Does this mean that Type 3 should not be used? Absolutely not! Type 3 has its place. But the key piece of information that is often missed today is that Type 3 is almost always used as a secondary factor of authentication. But wait you say, don’t I only use my fingerprint to unlock my phone? Of course you do, but you are missing that there is already an embedded Type 2 authentication, the fact that you have to have your phone on you (as well as the fact that most modern phone OSes will periodically require the user to enter their password to gain access). 

The issue is not with Type 3 in these cases where 2FA is also applied, the issue is with sensitive cases, such as using voice recognition to verify who you are on a call. In isolation, Type 3 authentication does not hold up to scrutiny. In order for it to be secure, it has to be combined with an additional factor. Otherwise, we are back to square one by having weak authentication systems like we had in the past that only relied on a password. 

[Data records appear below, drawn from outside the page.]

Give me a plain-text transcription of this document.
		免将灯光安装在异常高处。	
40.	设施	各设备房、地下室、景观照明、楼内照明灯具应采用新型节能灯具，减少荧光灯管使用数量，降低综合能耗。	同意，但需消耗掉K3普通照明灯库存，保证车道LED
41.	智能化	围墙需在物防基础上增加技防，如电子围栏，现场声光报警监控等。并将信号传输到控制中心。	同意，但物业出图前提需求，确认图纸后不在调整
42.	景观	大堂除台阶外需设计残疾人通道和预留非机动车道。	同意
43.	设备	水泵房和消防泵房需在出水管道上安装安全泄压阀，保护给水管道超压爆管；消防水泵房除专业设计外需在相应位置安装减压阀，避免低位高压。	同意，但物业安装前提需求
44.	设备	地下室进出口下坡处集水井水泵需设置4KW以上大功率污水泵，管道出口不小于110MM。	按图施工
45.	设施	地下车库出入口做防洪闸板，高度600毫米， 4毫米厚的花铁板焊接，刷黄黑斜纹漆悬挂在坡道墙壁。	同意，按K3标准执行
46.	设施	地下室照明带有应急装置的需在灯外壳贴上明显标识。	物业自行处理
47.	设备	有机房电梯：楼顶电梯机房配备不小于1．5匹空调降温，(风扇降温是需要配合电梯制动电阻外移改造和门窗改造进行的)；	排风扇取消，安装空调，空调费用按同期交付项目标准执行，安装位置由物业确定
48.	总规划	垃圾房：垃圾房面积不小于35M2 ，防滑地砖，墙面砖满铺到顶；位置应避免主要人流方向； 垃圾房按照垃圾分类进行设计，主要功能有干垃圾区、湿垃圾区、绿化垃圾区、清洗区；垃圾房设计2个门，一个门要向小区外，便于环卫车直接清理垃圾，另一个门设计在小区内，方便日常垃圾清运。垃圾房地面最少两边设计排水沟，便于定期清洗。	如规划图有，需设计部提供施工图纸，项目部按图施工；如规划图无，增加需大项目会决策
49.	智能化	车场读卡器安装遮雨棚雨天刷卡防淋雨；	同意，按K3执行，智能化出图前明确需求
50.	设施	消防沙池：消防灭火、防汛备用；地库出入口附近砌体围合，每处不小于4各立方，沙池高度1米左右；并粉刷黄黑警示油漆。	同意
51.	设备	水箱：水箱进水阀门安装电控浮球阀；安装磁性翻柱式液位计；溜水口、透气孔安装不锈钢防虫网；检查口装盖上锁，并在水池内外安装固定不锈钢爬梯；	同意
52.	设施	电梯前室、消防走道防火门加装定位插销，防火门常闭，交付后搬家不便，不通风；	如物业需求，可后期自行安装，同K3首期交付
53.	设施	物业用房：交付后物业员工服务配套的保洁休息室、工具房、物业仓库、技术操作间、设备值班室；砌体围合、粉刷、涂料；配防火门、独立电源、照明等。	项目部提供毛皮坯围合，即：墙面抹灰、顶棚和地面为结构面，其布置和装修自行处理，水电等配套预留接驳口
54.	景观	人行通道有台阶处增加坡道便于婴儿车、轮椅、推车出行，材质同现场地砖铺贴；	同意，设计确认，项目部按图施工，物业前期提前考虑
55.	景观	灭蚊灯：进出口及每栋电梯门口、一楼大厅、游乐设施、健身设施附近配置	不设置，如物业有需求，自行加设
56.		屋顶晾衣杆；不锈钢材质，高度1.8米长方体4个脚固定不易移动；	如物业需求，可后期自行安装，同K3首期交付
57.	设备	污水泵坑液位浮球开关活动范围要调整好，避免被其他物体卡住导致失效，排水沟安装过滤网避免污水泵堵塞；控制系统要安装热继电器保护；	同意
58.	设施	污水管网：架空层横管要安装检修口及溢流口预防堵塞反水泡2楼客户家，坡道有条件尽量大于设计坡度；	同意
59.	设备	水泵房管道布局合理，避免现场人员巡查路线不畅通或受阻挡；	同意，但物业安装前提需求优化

Where does this leave us? 

Biometric authentication cannot in its current form fully replace both Type 1 and Type 2 authentication. Especially given the recent advancements in the field of machine learning where your voice can be emulated by providing an AI model with a couple seconds of samples of your voice. We have been down this road. We have seen the flaws of single factor authentication and how easily it can be bypassed given the right set of circumstances. Let’s be mindful of where Type 3 is best suited and be aware of its limitations. Let’s use Type 3 as it should be used, the same as we use the other two types, to complement each other and to create a single secure authentication system.